At a time when the wholly GP-led model of primary care is under unprecedented stress and A&E departments are busier than ever, the network of 11,500 community pharmacies is poised and ready to help, as outlined to me by the National Pharmacy Association which has been the leading voice for community pharmacies during the crisis.

Firstly, pharmacies can play an even bigger role in the general Covid vaccine rollout-allowing GPs to focus on clearing the backlog in the NHS.

Since the outbreak of coronavirus, 68 per cent of the adult population have visited a pharmacy; 35 per cent because a GP had been unable to see them. Local pharmacists are trusted by communities and can help to overcome cultural and communication barriers to vaccine uptake in the most vulnerable demographics.

Secondly, pharmacies should be empowered to expand their clinical role through a new service delivery model that will help to take pressure off the NHS, free up capacity in the system and provide greater choice for patients.

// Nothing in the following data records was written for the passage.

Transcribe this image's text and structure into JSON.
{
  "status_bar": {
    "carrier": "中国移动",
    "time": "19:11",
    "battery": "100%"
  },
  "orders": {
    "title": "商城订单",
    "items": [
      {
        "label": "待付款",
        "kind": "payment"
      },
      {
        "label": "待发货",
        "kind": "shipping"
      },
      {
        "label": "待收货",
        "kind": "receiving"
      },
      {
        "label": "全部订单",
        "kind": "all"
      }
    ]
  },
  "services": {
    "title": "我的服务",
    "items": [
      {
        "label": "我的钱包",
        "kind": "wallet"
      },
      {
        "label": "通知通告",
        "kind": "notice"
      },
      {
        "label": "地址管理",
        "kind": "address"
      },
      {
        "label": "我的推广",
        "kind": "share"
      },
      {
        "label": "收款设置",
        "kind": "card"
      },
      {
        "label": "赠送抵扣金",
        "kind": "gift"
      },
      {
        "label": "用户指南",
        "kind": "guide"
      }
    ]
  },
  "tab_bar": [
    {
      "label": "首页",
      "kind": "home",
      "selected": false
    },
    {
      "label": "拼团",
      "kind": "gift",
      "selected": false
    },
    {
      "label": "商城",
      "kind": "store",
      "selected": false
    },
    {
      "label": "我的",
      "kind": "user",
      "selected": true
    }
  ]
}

Under this model, pharmacies would be the first point of call for many patients, an approach used successfully in many other countries like France where the clinical capabilities of pharmacies are widely recognized to the benefit of the community.

By being positioned as the “front door” to the NHS, they would be able to provide such services as routine management of hypertension, diabetes, asthma and COPD and potentially support for patients with long Covid; medical triage including referrals to GPs and hospitals; provision of initial advice and referral for mental health problems; cardiovascular risks assessments and INR checks; managing patient medicines following discharge from hospital; doing more in care homes… and the list goes on.

This could free up 20 million GP appointments a year.

Pharmacies are also uniquely placed to deliver the NHS’ strategy for prevention, public health, and health inequalities under the newly constituted Office for Health Promotion. Investing in local pharmacies to operate as community health centres is the most cost-effective way to deliver prevention and public health services on the ground.

Maximizing the impact of community pharmacies will depend on sufficient funding as well as strong representation from community pharmacy in the integrated care systems of the future.

Local pharmacies could operate as community health centres, disseminating public health information and helping their patients to prevent and manage the key risk factors such as obesity, excess alcohol intake, high blood pressure, smoking, and poor diet.

Pharmacies can also help to tackle the health inequalities that the government has identified as one of the great moral challenges of our time. More than four in 10 pharmacists come from BAME backgrounds and pharmacies are disproportionately located in the most deprived communities.

For pharmacies to do more, they need to be funded appropriately as the health secretary recognized in his speech to the National Pharmacy Association conference. Pharmacies take a very small share of the NHSE budget and investing in them to deliver more healthcare on our high streets is a highly cost-effective strategy.

And the public is behind this plan. According to a 2020 survey, 81 per cent hold a favorable view of pharmacies; 51 per cent visit their local pharmacy once a month or more; and 78 per cent value a face-to-face relationship with their pharmacist.

Some 84 per cent say NHS should do more to make use of pharmacists’ skills and 71 per cent think pharmacies should expand their offering to take pressure off the NHS.

Pharmacies know they can play a much bigger role in the NHS of the future; the public know it too. Now the sector needs to step up and make it happen.

Steve Brine MP was pharmacy minister from 2017-2019.